After Palisades, Pettner’s team moved to Encino Hills, another hilly community north of Pacific Palisades, then to Reseda, farther to the north.

Their job, she said, was to be ready for any new fires.

“There was a concern that when the Santa Ana (winds, which blow off the California desert) come into play, new starts escalate quickly. We were in that area so that if any new fires started, we could get a handle on them to make sure they didn’t grow.

 

‘Difficult’ Questions

Tyler noted that fire and city officials in Los Angeles had experienced a lot of finger-pointing and questions about why the fires turned into conflagrations.

“ From a fire standpoint, could they  have been better prepared? That’s a very difficult question,”

he said. “It was an unusual event. With the conditions they had, the fuels that were super dry, the winds, you know, I don’t know how you prepare for that.

“Just the scale of it, I don’t know how you make the right decision on the front end of things because you’re dealing with so many variables. Where do you move your resources to?

“I don’t know the ins and outs of what happened down there, but applying that here, it would be very, very difficult. There are a million scenarios and you pick one, put all your eggs in that basket – very difficult.”

He likened it to the two large wind-driven fires in September of 2020 that threatened Linn County.

“You had both fires burning at the same time, one that started before the other. So you start moving a bunch of state resources to that and the next one requires attention.”

 

Chances to Learn

Tyler said a big plus for Oregon firefighters helping California, as they did in this case, is the chance to watch CalFire operate.

“They are extremely proficient because this is what they do,” he said, adding that Oregon firefighters use sprinkler kits on homes when fighting wildfires and “it takes us several minutes to deploy one of those.” Sprinkler kits are temporary or portable fire sprinkler systems composed of components such as sprinkler heads and pipes or hoses used when a fixed sprinkler system is not available, for protection of structures during wildfires.
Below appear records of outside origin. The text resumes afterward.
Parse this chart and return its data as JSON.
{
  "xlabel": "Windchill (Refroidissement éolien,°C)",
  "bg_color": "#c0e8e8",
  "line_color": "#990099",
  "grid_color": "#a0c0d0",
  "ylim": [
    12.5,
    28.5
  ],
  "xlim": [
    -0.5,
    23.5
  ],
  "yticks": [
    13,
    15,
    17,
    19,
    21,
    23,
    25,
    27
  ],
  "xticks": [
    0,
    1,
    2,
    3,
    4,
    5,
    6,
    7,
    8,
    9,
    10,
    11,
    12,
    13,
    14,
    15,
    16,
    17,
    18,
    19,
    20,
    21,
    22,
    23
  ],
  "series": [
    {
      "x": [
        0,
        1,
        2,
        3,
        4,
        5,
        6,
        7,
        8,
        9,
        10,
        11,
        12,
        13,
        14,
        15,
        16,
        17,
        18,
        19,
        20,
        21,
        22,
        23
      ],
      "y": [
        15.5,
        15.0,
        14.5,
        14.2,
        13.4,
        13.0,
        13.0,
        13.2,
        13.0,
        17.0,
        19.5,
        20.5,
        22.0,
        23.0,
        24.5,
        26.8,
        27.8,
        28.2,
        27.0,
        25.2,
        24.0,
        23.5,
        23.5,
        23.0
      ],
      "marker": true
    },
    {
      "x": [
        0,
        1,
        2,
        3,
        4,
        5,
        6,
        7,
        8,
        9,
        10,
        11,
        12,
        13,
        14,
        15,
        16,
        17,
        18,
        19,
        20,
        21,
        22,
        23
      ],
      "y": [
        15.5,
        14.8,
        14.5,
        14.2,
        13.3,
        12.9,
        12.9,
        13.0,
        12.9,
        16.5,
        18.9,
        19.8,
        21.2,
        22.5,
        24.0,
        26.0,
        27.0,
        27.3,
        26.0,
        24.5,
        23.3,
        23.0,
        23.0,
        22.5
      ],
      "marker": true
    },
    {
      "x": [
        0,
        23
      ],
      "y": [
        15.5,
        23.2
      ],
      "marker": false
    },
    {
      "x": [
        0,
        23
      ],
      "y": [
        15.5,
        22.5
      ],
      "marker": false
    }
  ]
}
“We were down there at the Thomas Fire and an engine pulled up and before they hit their air brakes, the sprinkler kit was half deployed. This is what they do, their bread and butter. And so for our guys to go down there and just see that and understand, it’s kind of like an amateur sportsperson watching professional sports, realizing, ‘Oh, that’s possible.’

“Our guys don’t do that all the time, but being able to see the professionals do that at the speed they do it, that helps our firefighters if we ever have an event or something like that.

He said that Oregon and California have a longstanding history of helping each other with firefighting.

 

Sacrifice, But Not from Taxpayers

“It’s not unusual for us to go to California,”  Tyler said.

The state of California pays, as Oregon does, for the costs involved in bringing in out-of-state firefighters and, for Sweet Home, funding backups at home while staff personnel are in California.

“That’s important because while we go down and it’s in my heart to help our neighbors, I don’t believe Sweet Home taxpayers necessarily should front that money, and so it’s 100% reimbursed and it costs our taxpayers nothing,” he said.

Tyler said the trip required commitment, not just on the firefighters’ part, but for their families.

“It’s important that we have people that are willing to work behind (the staff who went to SoCal) and put in extra hours here. We can’t do that on top of the families of everybody – not just the families of people sending firefighters to that area but the families of people working behind us here, right?

“It really takes dedicated staff and family to make all this stuff happen.”